Opinión

El fútbol es Dios

Si buscas la palabra Dios en Google obtienes 537 millones de resultados. Si buscas Messi, tendrás 341 millones. Con Putin te salen 288 y si lo que escribes es Siria, tan solo 71, por lo que parece una buena forma de averiguar dónde se encuentra la conciencia de los hombres.

Las escrituras marcan que este Mundial estaba predestinado a convertirse en el mayor evento deportivo de la historia. Y para ello, los derechos de trabajadores, mujeres, comunidad LGTBI y libertad de expresión, no iban a ser ningún óbice. Las tres instituciones más patriarcales -capitalismo, religión y fútbol- tejieron una red de socialización, donde todo vale en el nombre del Santo Grial: la Copa Mundial de Fútbol.

La religión nace por un deseo de los hombres de calmar su incertidumbre ante lo desconocido. Estamos habituados a vincular la religión con el Dios del que nos hablan, pero no siempre es así. La religión se forma cuando la sociedad encuentra un lugar en el que depositar su esperanza y convertir sus creencias en rito. Y si la idea de Dios ha dado paso a la figura de Messi, la eucaristía se ha transfigurado en un ritual de 90 minutos.
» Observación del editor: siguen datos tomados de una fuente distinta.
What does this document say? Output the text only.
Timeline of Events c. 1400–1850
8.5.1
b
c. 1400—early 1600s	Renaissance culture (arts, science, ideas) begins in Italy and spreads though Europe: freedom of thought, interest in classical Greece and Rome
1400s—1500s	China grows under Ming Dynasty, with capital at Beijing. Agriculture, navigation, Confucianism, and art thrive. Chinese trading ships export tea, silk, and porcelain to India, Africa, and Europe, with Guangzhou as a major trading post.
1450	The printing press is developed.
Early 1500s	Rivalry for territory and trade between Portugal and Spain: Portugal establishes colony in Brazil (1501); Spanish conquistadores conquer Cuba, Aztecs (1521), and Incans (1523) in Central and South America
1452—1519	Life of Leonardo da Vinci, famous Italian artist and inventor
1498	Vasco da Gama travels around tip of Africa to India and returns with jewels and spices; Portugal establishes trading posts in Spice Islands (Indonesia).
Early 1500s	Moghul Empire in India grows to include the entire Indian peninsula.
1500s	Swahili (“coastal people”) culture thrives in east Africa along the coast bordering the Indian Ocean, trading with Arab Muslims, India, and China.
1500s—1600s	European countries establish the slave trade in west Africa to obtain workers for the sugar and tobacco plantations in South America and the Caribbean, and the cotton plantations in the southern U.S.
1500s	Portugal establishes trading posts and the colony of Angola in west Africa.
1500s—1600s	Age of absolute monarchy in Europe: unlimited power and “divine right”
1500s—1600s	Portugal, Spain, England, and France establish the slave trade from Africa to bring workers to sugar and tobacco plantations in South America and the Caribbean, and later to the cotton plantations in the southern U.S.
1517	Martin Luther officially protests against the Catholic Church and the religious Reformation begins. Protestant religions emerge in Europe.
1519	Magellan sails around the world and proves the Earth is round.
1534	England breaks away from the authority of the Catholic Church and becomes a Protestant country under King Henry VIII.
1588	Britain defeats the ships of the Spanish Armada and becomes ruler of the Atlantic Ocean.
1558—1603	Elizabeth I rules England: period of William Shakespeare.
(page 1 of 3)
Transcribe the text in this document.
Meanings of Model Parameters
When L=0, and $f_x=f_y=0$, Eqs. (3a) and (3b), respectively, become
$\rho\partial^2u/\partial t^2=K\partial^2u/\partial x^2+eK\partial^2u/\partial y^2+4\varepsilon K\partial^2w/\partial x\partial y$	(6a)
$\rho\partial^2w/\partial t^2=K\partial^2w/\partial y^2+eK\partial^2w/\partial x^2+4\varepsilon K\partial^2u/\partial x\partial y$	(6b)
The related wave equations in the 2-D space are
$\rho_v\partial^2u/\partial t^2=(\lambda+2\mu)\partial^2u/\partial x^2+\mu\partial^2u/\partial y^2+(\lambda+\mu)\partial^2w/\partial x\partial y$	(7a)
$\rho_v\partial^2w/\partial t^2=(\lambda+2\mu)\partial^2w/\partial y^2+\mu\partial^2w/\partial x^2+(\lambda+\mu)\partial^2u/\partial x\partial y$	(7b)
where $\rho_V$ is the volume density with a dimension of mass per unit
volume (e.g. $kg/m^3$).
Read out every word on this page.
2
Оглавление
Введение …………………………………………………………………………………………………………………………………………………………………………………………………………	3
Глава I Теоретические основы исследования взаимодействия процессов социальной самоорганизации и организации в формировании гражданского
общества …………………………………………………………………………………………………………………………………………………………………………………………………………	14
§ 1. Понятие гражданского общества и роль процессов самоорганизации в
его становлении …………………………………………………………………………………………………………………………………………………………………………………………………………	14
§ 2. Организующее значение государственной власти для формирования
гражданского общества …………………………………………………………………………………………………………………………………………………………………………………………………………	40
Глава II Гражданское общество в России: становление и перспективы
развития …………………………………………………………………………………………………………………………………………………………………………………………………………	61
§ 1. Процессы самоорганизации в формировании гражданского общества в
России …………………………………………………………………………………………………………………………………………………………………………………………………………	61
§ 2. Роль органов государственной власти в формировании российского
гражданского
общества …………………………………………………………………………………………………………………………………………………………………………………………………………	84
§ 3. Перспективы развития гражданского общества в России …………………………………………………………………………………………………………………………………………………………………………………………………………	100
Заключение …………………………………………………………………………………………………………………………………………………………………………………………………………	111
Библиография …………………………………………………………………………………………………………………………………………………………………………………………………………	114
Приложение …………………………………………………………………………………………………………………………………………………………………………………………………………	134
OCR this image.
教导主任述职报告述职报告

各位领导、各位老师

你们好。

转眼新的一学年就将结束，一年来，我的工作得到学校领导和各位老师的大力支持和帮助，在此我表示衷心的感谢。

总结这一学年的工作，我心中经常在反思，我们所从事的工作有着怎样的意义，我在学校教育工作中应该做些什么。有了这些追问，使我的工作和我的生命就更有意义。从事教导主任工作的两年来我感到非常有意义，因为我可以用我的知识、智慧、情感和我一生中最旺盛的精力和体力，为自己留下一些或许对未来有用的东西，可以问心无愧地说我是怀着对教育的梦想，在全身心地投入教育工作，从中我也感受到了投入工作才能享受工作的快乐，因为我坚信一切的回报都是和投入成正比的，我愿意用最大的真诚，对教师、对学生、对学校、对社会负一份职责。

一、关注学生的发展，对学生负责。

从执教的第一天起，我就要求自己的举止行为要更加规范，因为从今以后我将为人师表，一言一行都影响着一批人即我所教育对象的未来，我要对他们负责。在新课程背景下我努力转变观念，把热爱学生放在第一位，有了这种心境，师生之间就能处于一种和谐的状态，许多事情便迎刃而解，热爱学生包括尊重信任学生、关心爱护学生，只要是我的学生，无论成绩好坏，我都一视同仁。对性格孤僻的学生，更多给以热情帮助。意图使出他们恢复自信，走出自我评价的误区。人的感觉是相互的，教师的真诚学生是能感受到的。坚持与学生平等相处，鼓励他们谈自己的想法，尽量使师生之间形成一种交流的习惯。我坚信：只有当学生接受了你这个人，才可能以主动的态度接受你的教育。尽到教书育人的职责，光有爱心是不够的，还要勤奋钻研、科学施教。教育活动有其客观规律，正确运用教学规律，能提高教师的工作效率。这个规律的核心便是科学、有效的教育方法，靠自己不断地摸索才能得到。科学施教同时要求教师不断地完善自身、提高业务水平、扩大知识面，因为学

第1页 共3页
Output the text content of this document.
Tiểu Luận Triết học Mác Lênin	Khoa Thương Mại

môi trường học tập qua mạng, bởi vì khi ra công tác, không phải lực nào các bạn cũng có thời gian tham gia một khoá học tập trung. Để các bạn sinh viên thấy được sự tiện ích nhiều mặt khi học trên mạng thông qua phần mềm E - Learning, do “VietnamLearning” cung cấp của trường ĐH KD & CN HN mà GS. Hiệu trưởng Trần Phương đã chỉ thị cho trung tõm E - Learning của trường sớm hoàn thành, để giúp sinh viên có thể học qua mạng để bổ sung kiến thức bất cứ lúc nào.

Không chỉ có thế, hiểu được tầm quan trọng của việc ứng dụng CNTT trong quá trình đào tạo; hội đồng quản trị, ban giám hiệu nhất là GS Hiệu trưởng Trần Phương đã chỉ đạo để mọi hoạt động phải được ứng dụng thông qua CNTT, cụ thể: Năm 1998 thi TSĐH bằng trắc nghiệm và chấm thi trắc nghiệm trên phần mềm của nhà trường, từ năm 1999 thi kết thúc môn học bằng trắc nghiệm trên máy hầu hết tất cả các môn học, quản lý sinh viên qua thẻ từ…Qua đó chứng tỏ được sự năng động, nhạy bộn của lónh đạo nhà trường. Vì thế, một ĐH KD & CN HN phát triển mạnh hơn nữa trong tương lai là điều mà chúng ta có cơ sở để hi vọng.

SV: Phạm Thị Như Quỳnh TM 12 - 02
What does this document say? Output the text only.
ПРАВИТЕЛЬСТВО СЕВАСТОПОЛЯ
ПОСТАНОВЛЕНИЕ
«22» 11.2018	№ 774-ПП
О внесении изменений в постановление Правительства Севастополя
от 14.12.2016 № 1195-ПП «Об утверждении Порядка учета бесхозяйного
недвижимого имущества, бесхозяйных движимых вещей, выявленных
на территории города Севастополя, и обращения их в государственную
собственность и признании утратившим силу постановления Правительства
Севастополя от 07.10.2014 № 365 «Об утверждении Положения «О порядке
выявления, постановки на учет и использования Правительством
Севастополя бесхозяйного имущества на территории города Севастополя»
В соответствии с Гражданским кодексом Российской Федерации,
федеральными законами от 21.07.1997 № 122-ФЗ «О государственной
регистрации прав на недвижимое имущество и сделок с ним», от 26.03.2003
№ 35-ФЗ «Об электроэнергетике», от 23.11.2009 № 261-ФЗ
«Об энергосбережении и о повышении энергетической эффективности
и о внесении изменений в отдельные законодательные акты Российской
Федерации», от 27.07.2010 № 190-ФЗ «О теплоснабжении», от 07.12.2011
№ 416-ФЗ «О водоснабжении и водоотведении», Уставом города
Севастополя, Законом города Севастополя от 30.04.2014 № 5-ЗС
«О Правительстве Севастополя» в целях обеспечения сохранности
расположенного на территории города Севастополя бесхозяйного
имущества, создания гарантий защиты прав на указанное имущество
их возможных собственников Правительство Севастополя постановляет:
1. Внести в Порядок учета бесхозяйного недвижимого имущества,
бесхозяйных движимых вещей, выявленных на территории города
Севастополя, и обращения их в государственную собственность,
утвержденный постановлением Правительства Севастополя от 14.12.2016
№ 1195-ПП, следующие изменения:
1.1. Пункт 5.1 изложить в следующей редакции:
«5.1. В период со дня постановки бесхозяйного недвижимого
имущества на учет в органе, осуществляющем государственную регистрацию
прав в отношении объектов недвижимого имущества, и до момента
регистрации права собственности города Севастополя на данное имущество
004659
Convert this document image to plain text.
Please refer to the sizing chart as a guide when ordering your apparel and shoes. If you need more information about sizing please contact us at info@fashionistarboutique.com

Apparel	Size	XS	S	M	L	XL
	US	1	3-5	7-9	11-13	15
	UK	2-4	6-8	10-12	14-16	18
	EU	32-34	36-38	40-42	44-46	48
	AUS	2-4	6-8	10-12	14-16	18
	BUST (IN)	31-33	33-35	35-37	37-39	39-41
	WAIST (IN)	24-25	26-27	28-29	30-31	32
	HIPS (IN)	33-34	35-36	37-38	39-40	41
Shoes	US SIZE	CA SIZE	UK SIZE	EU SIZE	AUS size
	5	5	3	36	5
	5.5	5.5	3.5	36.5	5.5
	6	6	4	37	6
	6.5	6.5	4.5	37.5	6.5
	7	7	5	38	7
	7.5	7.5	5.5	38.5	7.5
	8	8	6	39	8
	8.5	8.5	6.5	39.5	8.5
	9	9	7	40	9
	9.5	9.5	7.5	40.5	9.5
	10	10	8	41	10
Ferry y Gauchet aseguran que el ser humano tiene la capacidad de divinizar, de sacralizar cualquier objeto profano. Un ejercicio que empieza en el siglo XVIII con la razón y que desemboca en el XXI con el fútbol. Vivimos una época en la que los templos se vacían y los estadios se anegan, en la que la religión tradicional decae pero en la que los fundamentalismos se extienden como un tumor maligno que pone en riesgo la tolerancia firmada en 1648 en Westfalia. Porque cualquier idea que ocupe el lugar de lo religioso, produce violencia.

Lo ocurrido en Qatar da buena cuenta de ello. El homicidio impune de 6.500 trabajadores en los estadios, las condiciones abusivas, las amenazas, la violencia sexista o la desigualdad flagrante han sido negadas por todos sus implicados. El ‘Qatargate’ -que comenzó como un informe de 430 páginas que destapaba las vergüenzas de la FIFA- ha extendido sus tentáculos hasta el Parlamento Europeo y los responsables sindicales que habrían dulcificado lo ocurrido en Oriente Medio cuando el trabajo por el que les pagan -y mucho- debería ser todo lo contrario.

Cuando Marx dice que la religión es el opio del pueblo se refiere al aturdimiento que sufre la población que cree que compensará su miseria con las promesas del más allá. Hace años que el escritor uruguayo -la patria del primer campeón mundial- Eduardo Galeano, popularizó una frase que decía que el fútbol era el opio del pueblo. El último mundial ha confirmado su predicción.

Lo único que faltaba para ello era la intervención de la magia. El mundial de Qatar se ha celebrado de modo extraordinario, durante la Navidad, para escenificar este trasvase de poderes: la canonización del fútbol entre petrodólares -lo nuevo sagrado- se ha adelantado una semana al nacimiento de Cristo en un pesebre -lo viejo sagrado-.

La última justa de un futbolista argentino al que llaman Dios para convertirse en el mejor de todos los tiempos y devenir inmortal, se ha librado en Qatar; a escasos kilómetros del mayor productor de opio del mundo. Lo ha hecho guiado desde el cielo por otro jugador argentino que también es Dios pero “más importante que él, porque fue Dios antes que él” (Juan 1:1-25). Con el aplauso encolerizado de las masas que han indultado los pecados de violencia de género del primero y de fraude fiscal del segundo. Y usando los métodos que durante tanto tiempo le han funcionado a lo viejo sagrado: la santificación del domingo, la agonía en la cruz y una milagrosa resurrección.

Qatar ha propuesto el espectáculo más macabro de esclavitud, machismo y corrupción, y no solo lo hemos consentido, sino que lo hemos convertido, definitivamente, en nuestra nueva religión.